7) Als je het wilt ga je aangifte doen:

Zodra je weet of je aangifte wilt doen, maakt de politie hier een afspraak voor. In sommige gevallen kan dat zelfs meteen na het informatieve gesprek. De politie zal je hierbij begeleiden.

Aangifte doen gebeurt in een kamer op het politiebureau. Tijdens het opnemen van de aangifte zal de politie je verhoren over wat er is gebeurd. Ze zullen je vragen stellen over de gebeurtenissen en proberen zo veel mogelijk details te verzamelen. De aangifte zal in een computer worden ingetikt, maar ook met een microfoon worden opgenomen. Dat doen ze zodat iedereen er zeker van kan zijn dat er geen belangrijke details worden gemist.

Een aangiftegesprek kan spannend zijn, maar de zedenrechercheurs zullen proberen je op je gemak te stellen.
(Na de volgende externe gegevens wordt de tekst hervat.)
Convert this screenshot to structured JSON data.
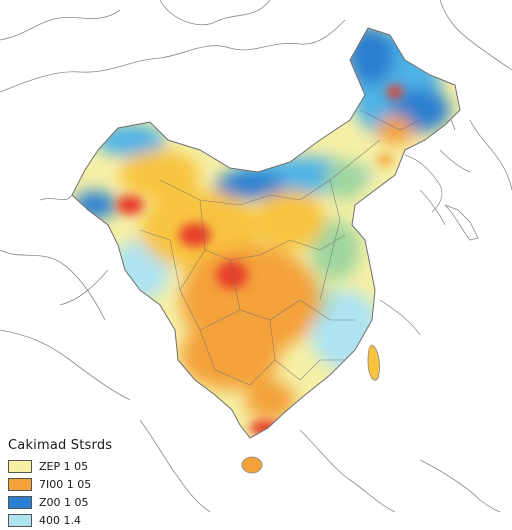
{
  "legend": {
    "title": "Cakimad Stsrds",
    "items": [
      {
        "label": "ZEP 1 05",
        "color": "#f6f0a6"
      },
      {
        "label": "7I00 1 05",
        "color": "#f4a23a"
      },
      {
        "label": "Z00 1 05",
        "color": "#2a7fd0"
      },
      {
        "label": "400 1.4",
        "color": "#aee3f2"
      }
    ]
  },
  "palette": {
    "cool_light": "#aee3f2",
    "cool_mid": "#4fb3e6",
    "cool_dark": "#2a7fd0",
    "neutral_green": "#9fd6a0",
    "warm_light": "#f6f0a6",
    "warm_mid": "#f8c440",
    "warm_orange": "#f4a23a",
    "hot_red": "#e8402a",
    "land_outline": "#7a7a7a"
  }
}
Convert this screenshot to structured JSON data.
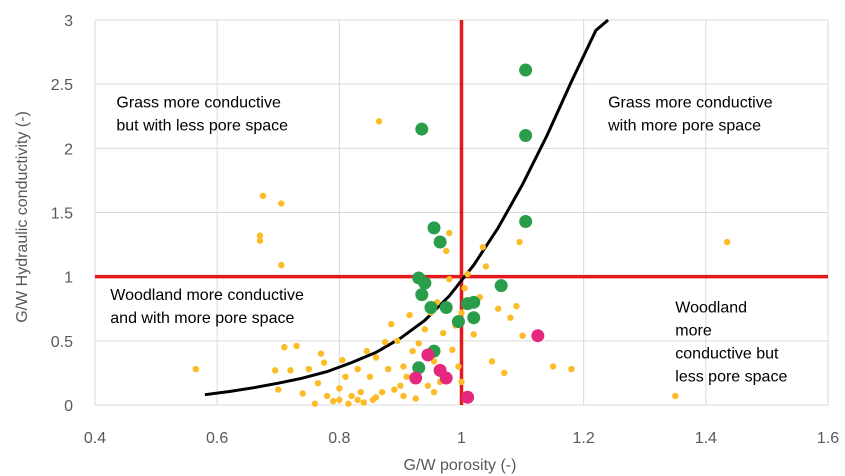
{
  "chart_data": {
    "type": "scatter",
    "xlabel": "G/W porosity (-)",
    "ylabel": "G/W Hydraulic conductivity (-)",
    "xlim": [
      0.4,
      1.6
    ],
    "ylim": [
      0,
      3
    ],
    "xticks": [
      "0.4",
      "0.6",
      "0.8",
      "1",
      "1.2",
      "1.4",
      "1.6"
    ],
    "yticks": [
      "0",
      "0.5",
      "1",
      "1.5",
      "2",
      "2.5",
      "3"
    ],
    "grid": true,
    "legend": "none",
    "annotations": [
      {
        "lines": [
          "Grass more conductive",
          "but with less pore space"
        ],
        "x": 0.435,
        "y": 2.32,
        "anchor": "start"
      },
      {
        "lines": [
          "Grass more conductive",
          "with more pore space"
        ],
        "x": 1.24,
        "y": 2.32,
        "anchor": "start"
      },
      {
        "lines": [
          "Woodland more conductive",
          "and with more pore space"
        ],
        "x": 0.425,
        "y": 0.82,
        "anchor": "start"
      },
      {
        "lines": [
          "Woodland",
          "more",
          "conductive but",
          "less pore space"
        ],
        "x": 1.35,
        "y": 0.72,
        "anchor": "start"
      }
    ],
    "reference_lines": {
      "color": "#e31a1c",
      "vertical_x": 1.0,
      "horizontal_y": 1.0
    },
    "curve": {
      "color": "#000000",
      "x": [
        0.58,
        0.62,
        0.66,
        0.7,
        0.74,
        0.78,
        0.82,
        0.86,
        0.9,
        0.94,
        0.98,
        1.0,
        1.02,
        1.06,
        1.1,
        1.14,
        1.18,
        1.22,
        1.24
      ],
      "y": [
        0.08,
        0.105,
        0.135,
        0.17,
        0.21,
        0.26,
        0.33,
        0.41,
        0.52,
        0.66,
        0.85,
        0.97,
        1.09,
        1.38,
        1.72,
        2.1,
        2.52,
        2.92,
        3.0
      ]
    },
    "series": [
      {
        "color": "#fbbc28",
        "size": "small",
        "points": [
          [
            0.565,
            0.28
          ],
          [
            0.67,
            1.32
          ],
          [
            0.67,
            1.28
          ],
          [
            0.675,
            1.63
          ],
          [
            0.705,
            1.57
          ],
          [
            0.705,
            1.09
          ],
          [
            0.695,
            0.27
          ],
          [
            0.7,
            0.12
          ],
          [
            0.71,
            0.45
          ],
          [
            0.72,
            0.27
          ],
          [
            0.73,
            0.46
          ],
          [
            0.74,
            0.09
          ],
          [
            0.75,
            0.28
          ],
          [
            0.76,
            0.01
          ],
          [
            0.765,
            0.17
          ],
          [
            0.77,
            0.4
          ],
          [
            0.775,
            0.33
          ],
          [
            0.78,
            0.07
          ],
          [
            0.79,
            0.03
          ],
          [
            0.8,
            0.13
          ],
          [
            0.805,
            0.35
          ],
          [
            0.81,
            0.22
          ],
          [
            0.815,
            0.01
          ],
          [
            0.82,
            0.07
          ],
          [
            0.83,
            0.28
          ],
          [
            0.835,
            0.1
          ],
          [
            0.84,
            0.02
          ],
          [
            0.845,
            0.42
          ],
          [
            0.85,
            0.22
          ],
          [
            0.855,
            0.04
          ],
          [
            0.86,
            0.37
          ],
          [
            0.865,
            2.21
          ],
          [
            0.87,
            0.1
          ],
          [
            0.875,
            0.49
          ],
          [
            0.88,
            0.28
          ],
          [
            0.885,
            0.63
          ],
          [
            0.89,
            0.12
          ],
          [
            0.895,
            0.5
          ],
          [
            0.9,
            0.15
          ],
          [
            0.905,
            0.3
          ],
          [
            0.91,
            0.22
          ],
          [
            0.915,
            0.7
          ],
          [
            0.92,
            0.42
          ],
          [
            0.925,
            0.05
          ],
          [
            0.93,
            0.48
          ],
          [
            0.935,
            0.85
          ],
          [
            0.94,
            0.59
          ],
          [
            0.945,
            0.15
          ],
          [
            0.95,
            0.72
          ],
          [
            0.955,
            0.34
          ],
          [
            0.96,
            0.8
          ],
          [
            0.965,
            0.18
          ],
          [
            0.97,
            0.56
          ],
          [
            0.975,
            1.2
          ],
          [
            0.98,
            1.34
          ],
          [
            0.985,
            0.43
          ],
          [
            0.99,
            0.62
          ],
          [
            0.995,
            0.3
          ],
          [
            1.0,
            0.72
          ],
          [
            1.005,
            0.91
          ],
          [
            1.01,
            1.02
          ],
          [
            1.02,
            0.55
          ],
          [
            1.03,
            0.84
          ],
          [
            1.035,
            1.23
          ],
          [
            1.04,
            1.08
          ],
          [
            1.05,
            0.34
          ],
          [
            1.06,
            0.75
          ],
          [
            1.07,
            0.25
          ],
          [
            1.08,
            0.68
          ],
          [
            1.09,
            0.77
          ],
          [
            1.095,
            1.27
          ],
          [
            1.1,
            0.54
          ],
          [
            1.15,
            0.3
          ],
          [
            1.18,
            0.28
          ],
          [
            1.35,
            0.07
          ],
          [
            1.435,
            1.27
          ],
          [
            0.905,
            0.07
          ],
          [
            0.955,
            0.1
          ],
          [
            0.83,
            0.04
          ],
          [
            0.86,
            0.06
          ],
          [
            0.8,
            0.04
          ],
          [
            1.0,
            0.18
          ],
          [
            0.98,
            0.98
          ]
        ]
      },
      {
        "color": "#2a9d4b",
        "size": "large",
        "points": [
          [
            1.105,
            2.61
          ],
          [
            0.935,
            2.15
          ],
          [
            1.105,
            2.1
          ],
          [
            1.105,
            1.43
          ],
          [
            0.955,
            1.38
          ],
          [
            0.965,
            1.27
          ],
          [
            0.93,
            0.99
          ],
          [
            0.94,
            0.95
          ],
          [
            0.935,
            0.86
          ],
          [
            0.95,
            0.76
          ],
          [
            0.975,
            0.76
          ],
          [
            0.995,
            0.65
          ],
          [
            1.01,
            0.79
          ],
          [
            1.02,
            0.8
          ],
          [
            1.02,
            0.68
          ],
          [
            1.065,
            0.93
          ],
          [
            0.955,
            0.42
          ],
          [
            0.93,
            0.29
          ]
        ]
      },
      {
        "color": "#e6277e",
        "size": "large",
        "points": [
          [
            1.125,
            0.54
          ],
          [
            0.945,
            0.39
          ],
          [
            0.965,
            0.27
          ],
          [
            0.975,
            0.21
          ],
          [
            0.925,
            0.21
          ],
          [
            1.01,
            0.06
          ]
        ]
      }
    ]
  }
}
Ze leggen bijvoorbeeld ook uit waarom ze bepaalde vragen stellen, en zetten een doos met tissues op tafel. Ze kijken nergens van op: ze zullen niets van wat je ze zult vertellen raar vinden. Je krijgt ook iets te drinken. Als je het antwoord op sommige vragen niet weet, vinden ze dat niet erg (juist heel begrijpelijk) en als jij vragen hebt aan de zedenrechercheur mag je die stellen. En als je een pauze wilt, mag je dat aangeven.

Belangrijk: als je aangifte hebt gedaan, kun je dat niet meer terugdraaien. Het komt soms wel eens voor dat iemand met opzet niet de hele waarheid verteld in een aangifte. Dat kan grote gevolgen hebben voor degene die wordt beschuldigd van het strafbare feit. Om dat te voorkomen zal de zedenrechercheur je uitleggen dat het strafbaar is om een valse aangifte te doen. De zedenrechercheur is verplicht dit te doen, dus het betekent niet dat de zedenrechercheur je niet gelooft.

8) Daarna begint het onderzoek:

De politie zal een onderzoek instellen naar de dader en proberen deze op te sporen. Dat kan een tijd duren — van weken tot maanden. De politie zal gaan proberen om bewijs te verzamelen zodat ze je zaak kunnen ondersteunen. Ze gaan bijvoorbeeld op zoek naar DNA van de dader of ander bewijsmateriaal zoals berichtjes of chatgesprekken. Ze kunnen ook (oog)getuigen interviewen, of de dader oppakken en verhoren.

De politie kan je soms om je hulp vragen bij het krijgen van bewijsmateriaal. Misschien staat er nog iets op je computer, of op je telefoon, of heb je thuis iets liggen waar DNA op aanwezig kan zijn.

9) Na het onderzoek kan de zaak worden voorgelegd aan de rechter:

Als de politie voldoende bewijs heeft verzameld, zal de officier van justitie van het Openbaar Ministerie (OM) beslissen of de zaak kan worden voorgelegd aan de rechter. Daarvoor is het nodig dat er genoeg bewijsmateriaal is verzameld. Als de zaak wordt voorgelegd aan de rechter, zal er een strafzaak plaatsvinden. Als er niet genoeg bewijs is gevonden, kan het gebeuren dat de zaak wordt geseponeerd. Dat betekent dat de politie of de officier van justitie besluit dat er geen rechtszaak komt.

10) Uiteindelijk kan er een rechtszaak plaatsvinden:

In een rechtszaak kan de rechter een straf geven aan de dader. Tijdens de rechtszaak zal de zaak worden voorgelegd aan de rechter. Jij als slachtoffer hebt het recht om aanwezig te zijn in de rechtszaal en je verhaal te vertellen. Ook de dader zal worden gehoord. Aan het einde van de rechtszaak zal de rechter een uitspraak doen.